Senators commit to passage of Bangsamoro Basic Law

 Cabico ( 

MANILA, Philippines — Some senators have voiced support for passage of the Bangsamoro Basic Law at a public hearing on the proposed law Wednesday.

Sen. Juan Miguel Zubiri, Senate sub-committee on BBL chair, promised that the measure will be ready for plenary debate by March 2018.

“Marathon hearings” will be conducted starting January, he added.

The BBL implements the final peace agreement between the government and the Moro Islamic Liberation Front. The measure seeks to create a new region in place of the Autonomous Region in Muslim Mindanao, which will have more autonomy but will also remain a part of the Republic of the Philippines.

“As a Mindanaoan, I promise you, ladies and gentlemen, that I will give my utmost priority [for] the passage of this measure,” Zubiri, who is from Bukidnon, said.

Senate President Aquilino Pimentel III said that the passage of the Bangsamoro law is no longer a matter of debate. He pointed out, however, that lawmakers must ensure that the proposed law — the draft of which was prepared by a Malacañang-created commission and presumably reviewed before being endorsed to Congress by the Palace — must adhere to the Constitution.

President Rodrigo Duterte, the country’s first president from Mindanao, had earlier promised to shepherd the bill through Congress, which has shown a willingness to vote according to his policy statements.

“I do not think that it will hurdle constitutional barriers…I’ve been reading it repeatedly,” he said on Tuesday, however.

This was a step back from Duterte’s first State of the Nation Address in 2016, when he urged Congress to pass the law and correct a historical injustice to the Moro people.

“We all want this,” Pimentel, a Mindanaoan, said.

Senate Minority Leader Franklin Drilon likewise expressed the minority bloc’s support for the actualization of BBL.

Presidential Adviser for the Peace Process Jesus Dureza, who was present at the hearing, is hoping that they will “come out with a total output, not only of the Senate, but of the Filipinos.”


MILF not threatening to go to war over Bangsamoro Law

Should Congress fail to pass the proposed law, the Moros would go to war, the chief executive warned.

The 16th Congress failed to pass BBL during the Aquino administration and neither the MILF nor the MNLF — factions of which support the passage of the law — went to war. Collaboration between the government and the MILF against bandits and drug traffickers in Moro communities has also expanded since then.

Moro leaders have been saying since 2015, however, that passage of the law will help temper resentment and delayed development in the region.

Moro Islamic Liberation Front vice-chairman Ghazali Jaafar, who is also chair of the Bangsamoro Transition Commission, said some sectors may lose faith in the peace process if the government does not fulfill its commitment to implement the Comperehensive Agreement on the Bangsamoro.

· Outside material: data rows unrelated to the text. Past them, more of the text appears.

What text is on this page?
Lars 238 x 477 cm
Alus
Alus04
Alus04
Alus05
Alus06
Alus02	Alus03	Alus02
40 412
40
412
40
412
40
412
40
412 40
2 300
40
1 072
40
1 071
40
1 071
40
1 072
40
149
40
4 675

He said earlier this month that these groups had been radicalized as “proposed solutions” on the historical injustices done to the Moros remain unimplemented.
Some “frustrated” groups, according to Jaafar, have sought support “even to the point of disregarding the sources,” including those who received help from ISIS in order to develop their fire-fight capability.
“These groups started to become radicalized and developed the mindset that the only solution to the resolve the Bangsamoro issue is through the use of force,” Jaafar said.
“After losing faith because of the way how the government handle the peace process, they shifted strategy [which] is subject of debate among Muslim learnered (sic) whether this conform[s] to Islam,” he added.